Brian,
if I understand you correctly:
If properly worded (improved) draft-voyer explicitly states – the intention is
to change the 2460(bis) behavior and to allow header insertion within a
controlled domain, and given there’s a valid justification of why encap
wouldn’t’ meet the need, you wouldn’t oppose?
Thanks!
Cheers,
Jeff
On 3/30/17, 07:44, "ietf on behalf of Brian E Carpenter"

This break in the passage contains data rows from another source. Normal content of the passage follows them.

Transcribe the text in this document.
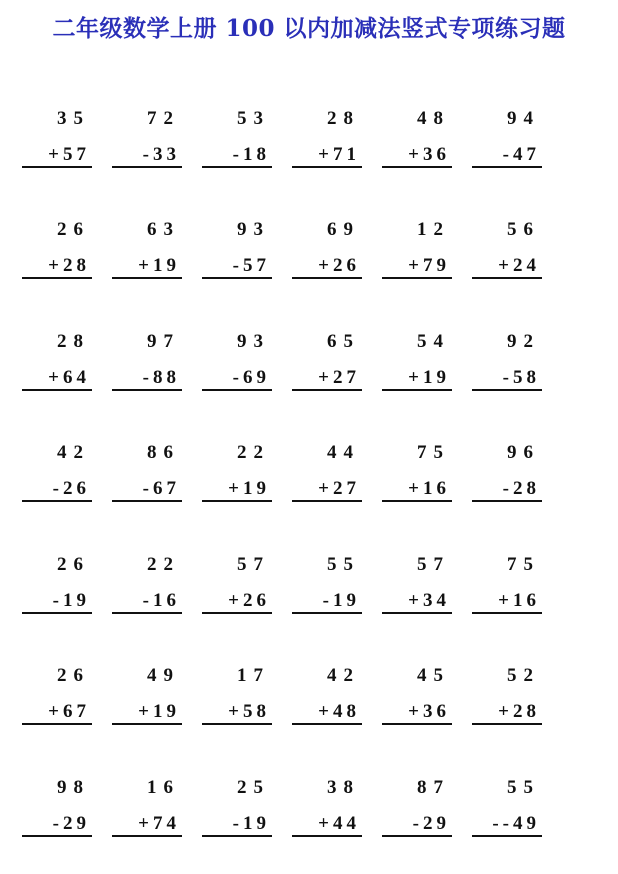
二年级数学上册 100 以内加减法竖式专项练习题
35
+57
72
-33
53
-18
28
+71
48
+36
94
-47
26
+28
63
+19
93
-57
69
+26
12
+79
56
+24
28
+64
97
-88
93
-69
65
+27
54
+19
92
-58
42
-26
86
-67
22
+19
44
+27
75
+16
96
-28
26
-19
22
-16
57
+26
55
-19
57
+34
75
+16
26
+67
49
+19
17
+58
42
+48
45
+36
52
+28
98
-29
16
+74
25
-19
38
+44
87
-29
55
--49
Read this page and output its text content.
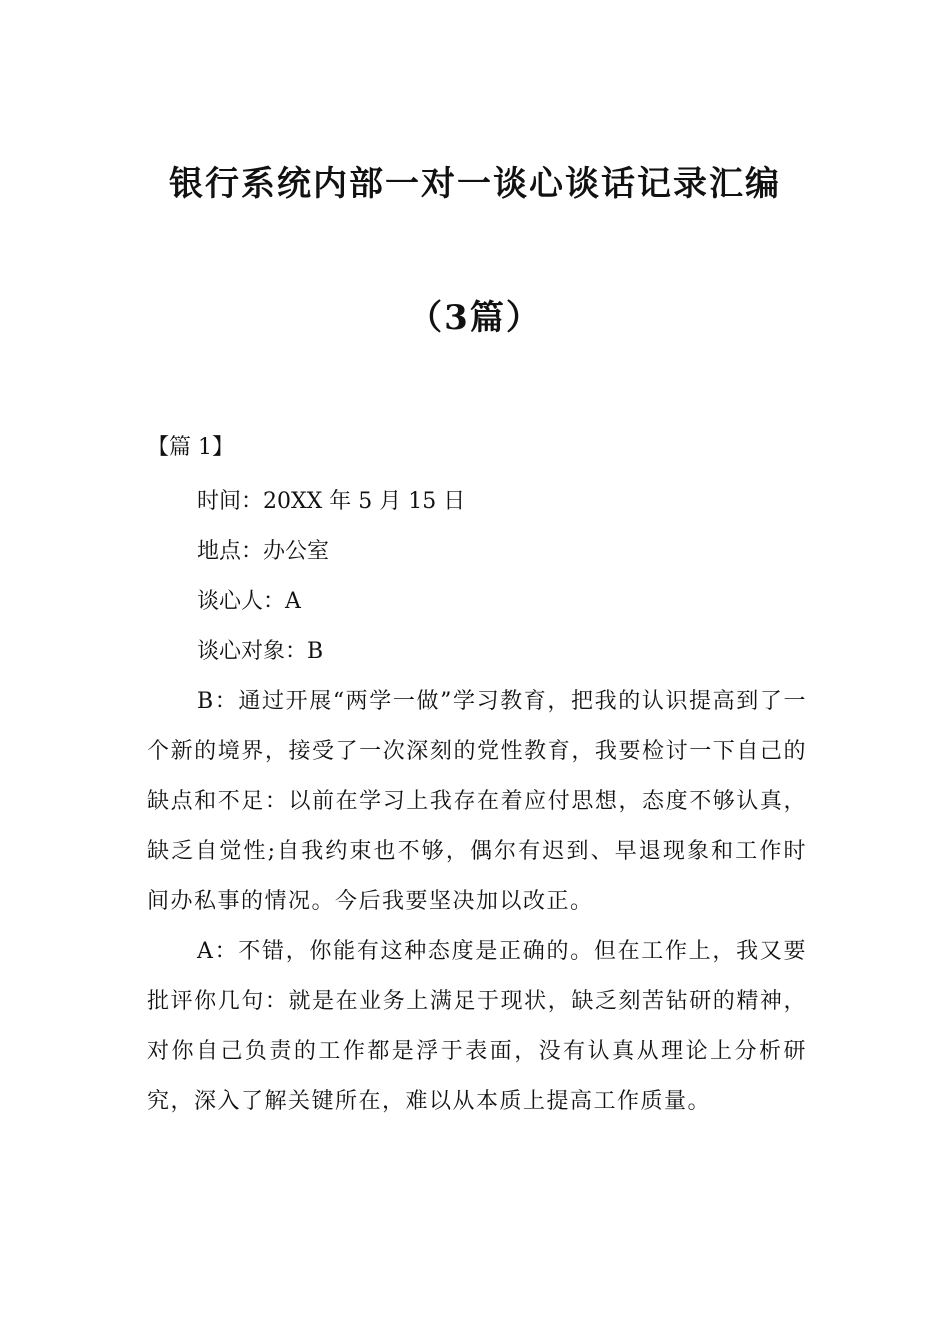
银行系统内部一对一谈心谈话记录汇编
（3篇）
【篇 1】

时间：20XX 年 5 月 15 日

地点：办公室

谈心人：A

谈心对象：B

B：通过开展“两学一做”学习教育，把我的认识提高到了一个新的境界，接受了一次深刻的党性教育，我要检讨一下自己的缺点和不足：以前在学习上我存在着应付思想，态度不够认真，缺乏自觉性;自我约束也不够，偶尔有迟到、早退现象和工作时间办私事的情况。今后我要坚决加以改正。

A：不错，你能有这种态度是正确的。但在工作上，我又要批评你几句：就是在业务上满足于现状，缺乏刻苦钻研的精神，对你自己负责的工作都是浮于表面，没有认真从理论上分析研究，深入了解关键所在，难以从本质上提高工作质量。
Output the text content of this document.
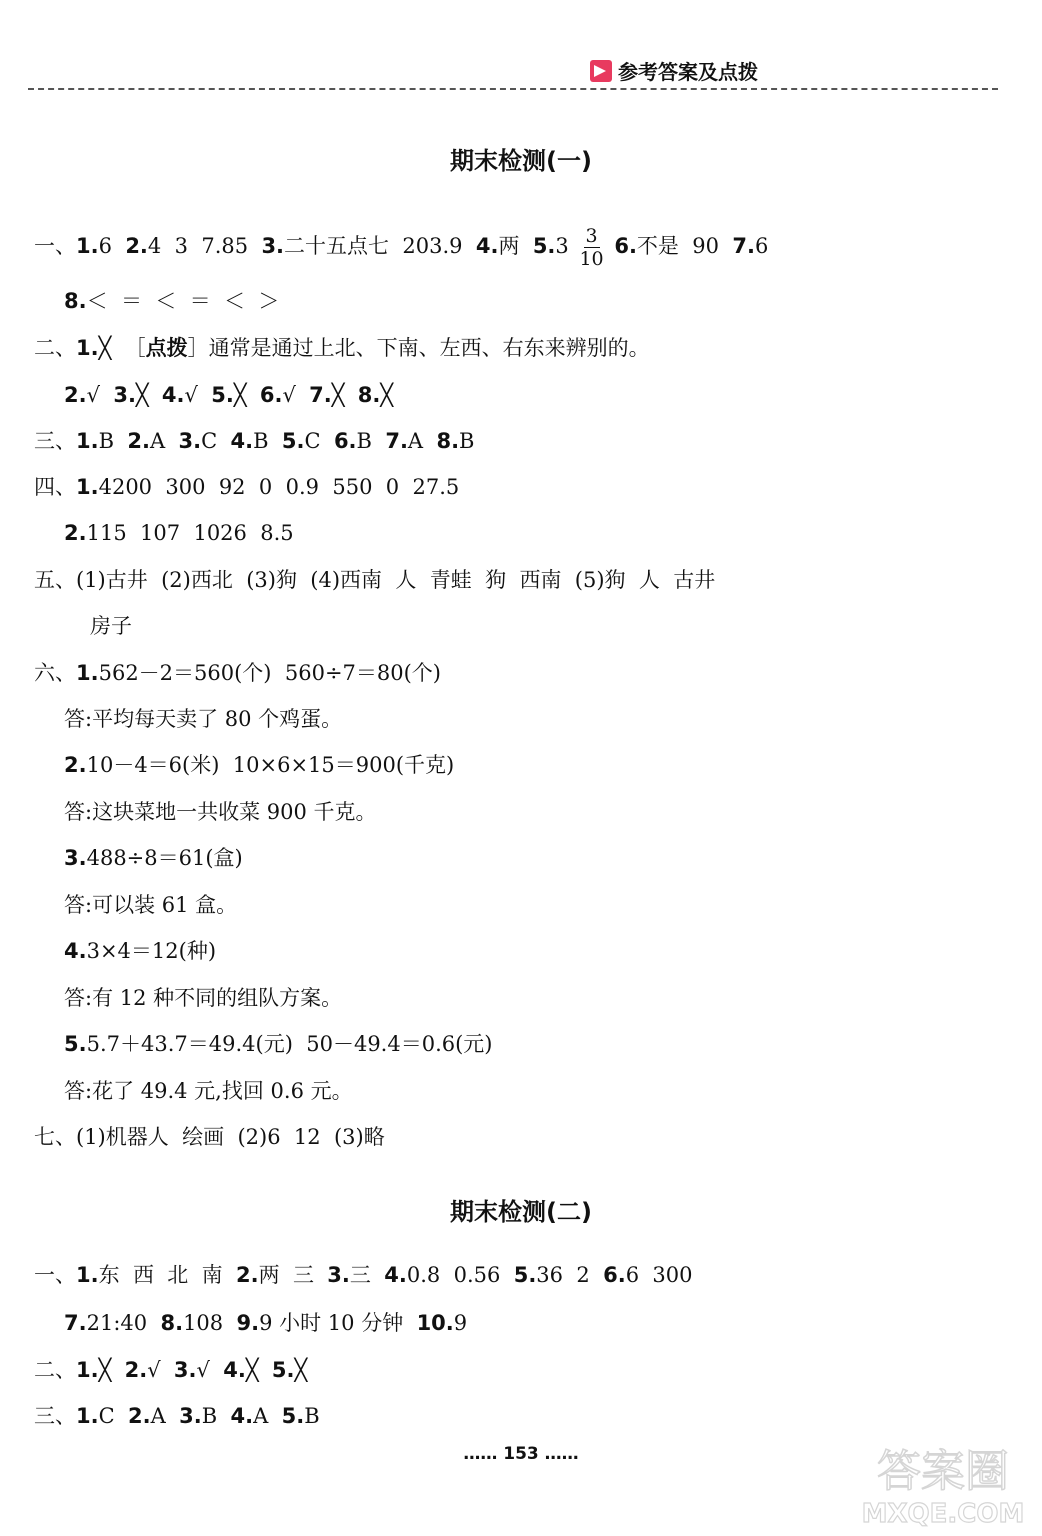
参考答案及点拨
期末检测(一)
一、1.6  2.4  3  7.85  3.二十五点七  203.9  4.两  $5.3 \frac{3}{10} 6$.不是  90  7.6
8.＜  ＝  ＜  ＝  ＜  ＞
二、1.╳  ［点拨］通常是通过上北、下南、左西、右东来辨别的。
2.√  3.╳  4.√  5.╳  6.√  7.╳  8.╳
三、1.B  2.A  3.C  4.B  5.C  6.B  7.A  8.B
四、1.4200  300  92  0  0.9  550  0  27.5
2.115  107  1026  8.5
五、(1)古井  (2)西北  (3)狗  (4)西南  人  青蛙  狗  西南  (5)狗  人  古井
房子
六、1.562－2＝560(个)  560÷7＝80(个)
答:平均每天卖了 80 个鸡蛋。
2.10－4＝6(米)  10×6×15＝900(千克)
答:这块菜地一共收菜 900 千克。
3.488÷8＝61(盒)
答:可以装 61 盒。
4.3×4＝12(种)
答:有 12 种不同的组队方案。
5.5.7＋43.7＝49.4(元)  50－49.4＝0.6(元)
答:花了 49.4 元,找回 0.6 元。
七、(1)机器人  绘画  (2)6  12  (3)略
期末检测(二)
一、1.东  西  北  南  2.两  三  3.三  4.0.8  0.56  5.36  2  6.6  300
7.21:40  8.108  9.9 小时 10 分钟  10.9
二、1.╳  2.√  3.√  4.╳  5.╳
三、1.C  2.A  3.B  4.A  5.B
…… 153 ……	答案圈
MXQE.COM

<ietf-bounces(_at_)ietf(_dot_)org on behalf of
brian(_dot_)e(_dot_)carpenter(_at_)gmail(_dot_)com> wrote:
On 30/03/2017 15:59, Leddy, John wrote:
...
> If this insert/delete of an SRH is prematurely prohibited; What is a
recommended solution to the Real World problem above. Not use case, we are
implementing.
>
> Again; I’m worried we are eliminating a tool that may prove very helpful,
preclude its use in future IETF work and shutdown a path for Innovation in
Networking,
I've tried to say this before but I'm not sure people are getting it:
RFC2460bis, if approved as is, draws a line in the sand *for
interoperability across the whole Internet*. There are reasons for this - PMTUD
in any form, any future replacement for the unsuccessful IPsec/AH, and all the
problems of deploying extension headers that are understood by some nodes and
not by others.
There is no reason why a subsequent standards-track document cannot allow
header insertion (and removal) within finite domains where the above issues do
not apply. In fact, an improved version of
draft-voyer-6man-extension-header-insertion-00 could become exactly that.
There doesn't need to be a tussle here.